Casey Schmidt: Final en Manresa del norteamericano-alemán

Casey Schmidt: Final en Manresa del norteamericano-alemán
Final en Manresa del norteamericano-alemán

Javier Ortiz Pérez

Casey Schmidt-Penetrando a canasta ante el Pamesa Valencia con el Manresa.
Penetrando a canasta ante el Pamesa Valencia con el Manresa.

Buen papel el de Casey Schmidt en España. Es el prototipo de norteamericano que quizás no llegase al nivel como para gastar una plaza de extranjero, pero cuyo pasaporte comunitario le sirvió para tener una larga carrera en Europa. En su caso, contaba con la nacionalidad alemana, coincidiendo ese ‘Schmidt’ con el segundo apellido de un mito del baloncesto, el brasileño Oscar Bezerra.

Nuestro hombre de hoy también era un tirador, aunque lógicamente mucho menos excelso. Pero sí resultaba un jugador práctico, sobre todo saliendo del banquillo, para descongestionar los ataques y mostrar, como mínimo, esfuerzo defensivo.

Tras pasar por las universidades de Arizona y Valparaíso, dio el salto al ‘viejo continente’ a una liga menor como la suiza, pero después fue subiendo peldaños, ya como comunitario, en Alemania (Giessen), Francia (Challon), Italia (Treviso, Nápoles y Verona) y Grecia (Atenas). Con la Benetton se enfrentó en la final de la Copa Saporta del 2001 al Pamesa Valencia y se supone que alguien le apuntó en su agenda, porque fue a orillas del Turia donde consiguió su primer trabajo en España.

A mediados de la temporada 2001-02, Luis Casimiro requirió sus servicios para situarle en el último puesto de la rotación de los aleros (3,9 puntos en 16 minutos).
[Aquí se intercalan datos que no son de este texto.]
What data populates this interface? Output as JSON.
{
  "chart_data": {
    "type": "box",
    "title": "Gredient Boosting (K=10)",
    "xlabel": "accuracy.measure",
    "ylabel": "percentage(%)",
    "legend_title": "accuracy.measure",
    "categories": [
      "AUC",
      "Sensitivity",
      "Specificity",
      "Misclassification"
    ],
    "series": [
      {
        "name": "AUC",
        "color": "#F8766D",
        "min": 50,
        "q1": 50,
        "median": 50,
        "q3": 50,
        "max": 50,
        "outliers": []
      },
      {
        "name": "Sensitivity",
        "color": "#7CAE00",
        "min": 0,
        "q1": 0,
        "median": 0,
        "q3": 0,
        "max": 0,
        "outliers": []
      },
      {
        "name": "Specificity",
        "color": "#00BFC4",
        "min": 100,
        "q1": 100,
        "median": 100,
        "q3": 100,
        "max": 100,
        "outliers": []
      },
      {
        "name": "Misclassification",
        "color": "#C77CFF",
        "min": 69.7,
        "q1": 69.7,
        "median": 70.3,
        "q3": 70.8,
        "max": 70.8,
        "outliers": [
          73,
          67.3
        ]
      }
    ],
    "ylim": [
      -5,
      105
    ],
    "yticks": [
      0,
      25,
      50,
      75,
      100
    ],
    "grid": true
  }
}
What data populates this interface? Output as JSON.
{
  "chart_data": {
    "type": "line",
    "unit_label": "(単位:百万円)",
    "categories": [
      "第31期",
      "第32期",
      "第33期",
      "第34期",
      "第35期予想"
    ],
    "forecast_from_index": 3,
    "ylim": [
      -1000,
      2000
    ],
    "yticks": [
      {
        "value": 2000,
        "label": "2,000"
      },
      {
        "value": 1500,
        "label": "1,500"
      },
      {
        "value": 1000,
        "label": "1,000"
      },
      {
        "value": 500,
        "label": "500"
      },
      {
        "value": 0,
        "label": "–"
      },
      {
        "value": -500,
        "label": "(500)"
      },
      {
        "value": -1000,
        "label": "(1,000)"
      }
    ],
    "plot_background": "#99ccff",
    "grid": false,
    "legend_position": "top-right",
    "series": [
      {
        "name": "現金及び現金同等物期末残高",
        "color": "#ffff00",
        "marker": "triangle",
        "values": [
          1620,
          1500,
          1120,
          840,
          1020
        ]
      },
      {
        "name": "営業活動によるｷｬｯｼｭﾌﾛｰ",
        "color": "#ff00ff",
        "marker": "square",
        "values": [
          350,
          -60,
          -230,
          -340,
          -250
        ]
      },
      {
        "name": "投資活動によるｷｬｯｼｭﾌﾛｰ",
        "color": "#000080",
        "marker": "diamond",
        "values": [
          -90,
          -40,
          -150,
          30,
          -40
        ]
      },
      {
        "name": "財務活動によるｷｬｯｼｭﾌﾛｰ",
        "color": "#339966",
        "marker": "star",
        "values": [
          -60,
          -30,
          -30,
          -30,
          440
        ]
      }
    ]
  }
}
No renovó, pero pronto obtendría una segunda oportunidad con el Manresa, donde dispuso de más tiempo en cancha y sobre todo ‘permiso’ para tirar (10 puntos en 25,3 minutos).

Casey Schmidt-Imagen de 2012.
Imagen de 2012.

Generó controversia lo que sucedió entonces: Schmidt tenía contrato para una segunda temporada, pero decidió romperlo acogiéndose a una cláusula que se lo permitía y regresó a Nápoles con otro compromiso por dos años que tampoco cumpliría. En la siguiente campaña, la 2004-05, el Manresa ‘le perdonó’ la deslealtad y volvió a firmarle iniciada la liga, pero solamente disputaría dos partidos porque en el segundo de ellos, precisamente ante el Pamesa, se rompió el ligamento cruzado anterior de la rodilla. Tuvo que ser operado y no es que se perdiese lo que quedaba de temporada: es que no volvió a jugar profesionalmente nunca más. Tenía 34 años y la recuperación se le hizo demasiado complicada. Había que pasar página en la vida.

Lo hizo cambiando radicalmente de sector. Desde 2005 es uno de los principales responsables de una empresa llamada Associated Contractors que, radicada en el estado de Mississippi, está especializada en tejados y revestimientos metálicos. Ocupa el cargo de vicepresidente. La compañía ha trabajado en numerosas escuelas públicas, comisarías, estaciones de bomberos y edificios gubernamentales, según se cuenta en una entrevista que se publicó en el 2012.